MacCarthy objective the biography with a passionate assert that Wolfe’s From Bauhaus to Our House “is a travesty of truth.” It is not clear why she should be so adamant: if Wolfe painted Gropius as a doctrinaire, was that not because he saw in the Bauhaus clues of something less salubrious than what MacCarthy herself saw? Throughout, MacCarthy presents a mostly wholesome image of Gropius as a consummate, apolitical artist, but she does stimulate note of some of his flaws: some of Gropius’s early projects were related to the Nazi country( “What would we have done? ” she asks ), and his letters contain some unsettling references to Aryan qualities. These details complicate her valorizing portrait — a complication that remains unresolved in the biography( although, presumably, Gropius’s later marriage to a Jewish female absolves him of any charges of anti-Semitism ).
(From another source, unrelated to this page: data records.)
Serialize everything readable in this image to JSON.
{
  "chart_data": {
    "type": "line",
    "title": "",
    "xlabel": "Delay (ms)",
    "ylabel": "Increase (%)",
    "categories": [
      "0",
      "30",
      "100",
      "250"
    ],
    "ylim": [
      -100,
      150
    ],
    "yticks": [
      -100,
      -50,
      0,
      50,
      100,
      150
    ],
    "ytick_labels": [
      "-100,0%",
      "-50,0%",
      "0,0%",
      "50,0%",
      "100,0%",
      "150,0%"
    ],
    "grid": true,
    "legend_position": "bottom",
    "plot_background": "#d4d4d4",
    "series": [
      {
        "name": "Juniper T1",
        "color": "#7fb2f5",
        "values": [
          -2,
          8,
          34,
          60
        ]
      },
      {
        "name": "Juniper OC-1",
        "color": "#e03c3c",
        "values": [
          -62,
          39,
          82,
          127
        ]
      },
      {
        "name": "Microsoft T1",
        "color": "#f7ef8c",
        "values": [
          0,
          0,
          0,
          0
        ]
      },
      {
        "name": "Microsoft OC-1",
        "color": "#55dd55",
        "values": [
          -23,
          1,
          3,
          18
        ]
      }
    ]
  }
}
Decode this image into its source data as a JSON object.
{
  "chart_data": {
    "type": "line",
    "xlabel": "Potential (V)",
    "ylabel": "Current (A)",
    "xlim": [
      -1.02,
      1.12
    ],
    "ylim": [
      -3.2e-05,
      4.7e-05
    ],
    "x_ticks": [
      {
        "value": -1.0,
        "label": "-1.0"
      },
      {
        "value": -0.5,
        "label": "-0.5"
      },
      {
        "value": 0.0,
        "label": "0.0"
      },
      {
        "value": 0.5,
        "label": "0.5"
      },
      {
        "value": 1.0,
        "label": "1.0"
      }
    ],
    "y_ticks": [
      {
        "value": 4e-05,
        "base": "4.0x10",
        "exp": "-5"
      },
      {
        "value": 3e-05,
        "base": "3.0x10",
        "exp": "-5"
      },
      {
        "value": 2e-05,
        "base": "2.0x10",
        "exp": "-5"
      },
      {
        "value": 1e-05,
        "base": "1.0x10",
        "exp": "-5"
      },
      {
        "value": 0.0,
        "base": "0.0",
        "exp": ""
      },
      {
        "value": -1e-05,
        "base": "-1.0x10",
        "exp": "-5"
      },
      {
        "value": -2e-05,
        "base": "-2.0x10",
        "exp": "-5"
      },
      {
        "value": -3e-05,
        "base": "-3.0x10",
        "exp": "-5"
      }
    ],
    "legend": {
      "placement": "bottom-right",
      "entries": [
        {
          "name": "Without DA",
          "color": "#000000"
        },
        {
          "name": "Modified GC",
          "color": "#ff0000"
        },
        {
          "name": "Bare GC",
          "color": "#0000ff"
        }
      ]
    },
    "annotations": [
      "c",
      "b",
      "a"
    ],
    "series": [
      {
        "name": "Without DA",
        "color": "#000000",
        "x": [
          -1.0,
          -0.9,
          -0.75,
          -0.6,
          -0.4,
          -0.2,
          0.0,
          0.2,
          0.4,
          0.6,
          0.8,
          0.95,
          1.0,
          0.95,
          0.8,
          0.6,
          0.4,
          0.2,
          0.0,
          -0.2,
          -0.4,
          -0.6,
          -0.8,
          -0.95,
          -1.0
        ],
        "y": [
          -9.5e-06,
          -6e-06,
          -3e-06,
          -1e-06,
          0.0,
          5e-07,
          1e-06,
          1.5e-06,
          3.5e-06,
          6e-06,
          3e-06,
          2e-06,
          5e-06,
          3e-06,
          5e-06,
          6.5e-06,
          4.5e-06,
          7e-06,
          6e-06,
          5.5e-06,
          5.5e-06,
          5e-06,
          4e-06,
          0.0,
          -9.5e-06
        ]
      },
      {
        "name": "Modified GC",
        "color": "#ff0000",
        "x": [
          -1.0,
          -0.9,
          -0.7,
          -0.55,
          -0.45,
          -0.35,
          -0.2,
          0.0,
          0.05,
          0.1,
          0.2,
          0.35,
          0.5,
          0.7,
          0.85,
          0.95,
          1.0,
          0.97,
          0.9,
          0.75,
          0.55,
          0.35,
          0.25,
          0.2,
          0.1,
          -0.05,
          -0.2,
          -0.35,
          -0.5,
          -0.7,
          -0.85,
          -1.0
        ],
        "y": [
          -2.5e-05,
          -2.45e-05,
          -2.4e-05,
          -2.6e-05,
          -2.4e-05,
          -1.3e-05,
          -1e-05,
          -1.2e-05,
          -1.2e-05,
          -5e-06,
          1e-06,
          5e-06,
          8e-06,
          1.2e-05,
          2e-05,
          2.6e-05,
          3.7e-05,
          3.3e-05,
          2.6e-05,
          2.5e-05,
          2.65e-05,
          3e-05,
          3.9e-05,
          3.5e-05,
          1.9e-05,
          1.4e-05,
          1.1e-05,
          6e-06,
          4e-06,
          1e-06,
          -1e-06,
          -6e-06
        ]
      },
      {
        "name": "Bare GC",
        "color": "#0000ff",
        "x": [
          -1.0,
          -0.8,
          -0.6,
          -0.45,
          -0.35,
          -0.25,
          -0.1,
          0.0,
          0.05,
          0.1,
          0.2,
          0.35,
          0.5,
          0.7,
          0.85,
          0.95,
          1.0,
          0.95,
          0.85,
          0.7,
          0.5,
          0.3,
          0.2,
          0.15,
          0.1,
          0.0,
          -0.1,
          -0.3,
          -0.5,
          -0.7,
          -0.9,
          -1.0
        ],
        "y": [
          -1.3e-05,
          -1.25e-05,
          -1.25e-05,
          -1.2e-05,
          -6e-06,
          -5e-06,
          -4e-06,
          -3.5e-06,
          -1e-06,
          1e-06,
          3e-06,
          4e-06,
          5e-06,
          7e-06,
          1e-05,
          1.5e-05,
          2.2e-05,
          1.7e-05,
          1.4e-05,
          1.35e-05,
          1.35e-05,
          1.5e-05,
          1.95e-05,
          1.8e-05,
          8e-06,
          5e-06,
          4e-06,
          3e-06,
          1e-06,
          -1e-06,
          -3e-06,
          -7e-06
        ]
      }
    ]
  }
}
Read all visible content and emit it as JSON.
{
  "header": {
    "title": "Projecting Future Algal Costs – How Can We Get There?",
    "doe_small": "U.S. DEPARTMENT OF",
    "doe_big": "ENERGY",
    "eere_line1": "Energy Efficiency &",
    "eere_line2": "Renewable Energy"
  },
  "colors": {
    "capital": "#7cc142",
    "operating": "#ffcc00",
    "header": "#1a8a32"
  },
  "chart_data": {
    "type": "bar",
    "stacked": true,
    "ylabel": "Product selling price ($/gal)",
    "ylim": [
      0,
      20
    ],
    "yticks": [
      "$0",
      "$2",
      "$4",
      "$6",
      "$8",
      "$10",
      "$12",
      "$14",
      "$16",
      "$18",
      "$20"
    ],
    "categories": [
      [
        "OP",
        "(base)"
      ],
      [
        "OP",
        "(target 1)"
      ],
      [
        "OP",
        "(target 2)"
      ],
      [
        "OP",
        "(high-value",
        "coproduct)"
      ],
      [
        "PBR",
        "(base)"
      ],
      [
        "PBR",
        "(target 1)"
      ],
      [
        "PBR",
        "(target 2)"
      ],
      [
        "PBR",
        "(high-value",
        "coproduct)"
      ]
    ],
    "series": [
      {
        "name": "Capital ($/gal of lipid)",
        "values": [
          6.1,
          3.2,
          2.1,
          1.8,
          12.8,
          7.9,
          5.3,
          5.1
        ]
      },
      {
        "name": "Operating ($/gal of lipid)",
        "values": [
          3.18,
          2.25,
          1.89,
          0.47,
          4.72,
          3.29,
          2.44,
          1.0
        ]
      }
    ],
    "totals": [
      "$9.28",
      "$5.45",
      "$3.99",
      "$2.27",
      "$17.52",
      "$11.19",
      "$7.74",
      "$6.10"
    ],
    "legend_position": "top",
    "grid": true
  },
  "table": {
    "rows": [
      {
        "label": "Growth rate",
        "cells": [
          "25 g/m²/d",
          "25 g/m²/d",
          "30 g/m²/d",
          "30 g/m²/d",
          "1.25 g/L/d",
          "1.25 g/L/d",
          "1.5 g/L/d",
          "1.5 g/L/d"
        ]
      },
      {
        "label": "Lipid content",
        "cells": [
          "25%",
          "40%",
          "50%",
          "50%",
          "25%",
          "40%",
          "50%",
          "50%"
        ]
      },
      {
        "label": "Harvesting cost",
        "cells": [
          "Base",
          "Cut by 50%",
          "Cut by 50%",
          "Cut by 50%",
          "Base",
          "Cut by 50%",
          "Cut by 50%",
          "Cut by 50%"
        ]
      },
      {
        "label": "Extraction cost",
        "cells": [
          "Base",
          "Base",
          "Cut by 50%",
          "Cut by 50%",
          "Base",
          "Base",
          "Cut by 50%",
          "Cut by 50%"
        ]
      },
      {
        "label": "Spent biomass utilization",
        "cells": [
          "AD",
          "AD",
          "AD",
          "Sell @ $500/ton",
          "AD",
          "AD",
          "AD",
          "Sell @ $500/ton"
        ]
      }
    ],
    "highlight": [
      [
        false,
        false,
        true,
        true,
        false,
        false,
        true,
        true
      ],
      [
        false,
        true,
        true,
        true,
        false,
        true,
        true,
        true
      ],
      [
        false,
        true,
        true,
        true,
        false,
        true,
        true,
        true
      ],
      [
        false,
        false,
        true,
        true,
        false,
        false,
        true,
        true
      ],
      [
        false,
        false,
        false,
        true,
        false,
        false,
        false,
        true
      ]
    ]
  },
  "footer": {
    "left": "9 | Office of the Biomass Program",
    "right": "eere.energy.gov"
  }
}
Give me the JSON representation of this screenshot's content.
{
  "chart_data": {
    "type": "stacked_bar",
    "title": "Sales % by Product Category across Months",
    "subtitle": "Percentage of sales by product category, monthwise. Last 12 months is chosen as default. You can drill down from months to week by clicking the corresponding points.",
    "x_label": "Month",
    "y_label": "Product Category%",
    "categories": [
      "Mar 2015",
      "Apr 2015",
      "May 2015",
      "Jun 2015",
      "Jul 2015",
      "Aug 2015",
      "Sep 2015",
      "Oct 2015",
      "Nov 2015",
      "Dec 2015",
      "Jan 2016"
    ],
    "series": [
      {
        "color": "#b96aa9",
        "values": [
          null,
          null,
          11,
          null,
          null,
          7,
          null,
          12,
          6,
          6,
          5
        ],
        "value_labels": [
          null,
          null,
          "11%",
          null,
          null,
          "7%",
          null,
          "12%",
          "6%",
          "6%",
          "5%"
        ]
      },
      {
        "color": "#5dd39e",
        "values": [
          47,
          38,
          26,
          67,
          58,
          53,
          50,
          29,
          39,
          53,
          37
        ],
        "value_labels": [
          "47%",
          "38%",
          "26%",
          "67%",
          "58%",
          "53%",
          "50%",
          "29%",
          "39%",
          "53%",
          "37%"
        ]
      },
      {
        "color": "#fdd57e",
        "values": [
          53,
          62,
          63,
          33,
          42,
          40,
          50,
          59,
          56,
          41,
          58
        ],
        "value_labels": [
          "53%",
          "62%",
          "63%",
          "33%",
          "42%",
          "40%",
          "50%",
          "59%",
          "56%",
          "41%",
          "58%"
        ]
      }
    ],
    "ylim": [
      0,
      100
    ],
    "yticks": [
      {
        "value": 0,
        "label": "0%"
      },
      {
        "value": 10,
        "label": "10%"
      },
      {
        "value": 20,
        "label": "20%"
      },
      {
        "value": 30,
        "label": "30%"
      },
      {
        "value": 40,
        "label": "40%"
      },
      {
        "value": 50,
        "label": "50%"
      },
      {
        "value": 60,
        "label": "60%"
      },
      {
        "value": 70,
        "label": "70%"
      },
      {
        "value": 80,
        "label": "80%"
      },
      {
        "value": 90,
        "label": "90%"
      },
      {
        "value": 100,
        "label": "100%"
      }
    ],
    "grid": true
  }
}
Biographical details aside, though, surely Bauhaus’s stunning and innovative but at times clinical style leaves room for critique of the Wolfeian variety? Wolfe was a provocateur extraordinaire; in response to From Bauhaus to Our House, The New York Times architecture critic Paul Goldberger wrote that Wolfe was immune to Bauhaus because he simply couldn’t see — he didn’t recognise the beauty of Seagram Building, for example. Janet Malcolm, writing for The New York Review of Books, was even more scathing about Wolfe’s shortcomings as a wannabe architecture critic. In this sense, MacCarthy is absolutely right in fearing that any of Gropius’s legacy should rest on such a scanty read of his achievements. Her own take, however, offers insufficient consideration of why some critics of International Style, and its postmodern offshoots, might find it soulless. Despite these minor shortcomings, and( perhaps justifiably) name-dropping Wolfe instead of presenting him as a critical foe to contend with, Walter Gropius is a luminous, vigorous study of a prodigiously gifted man driven by singular passion.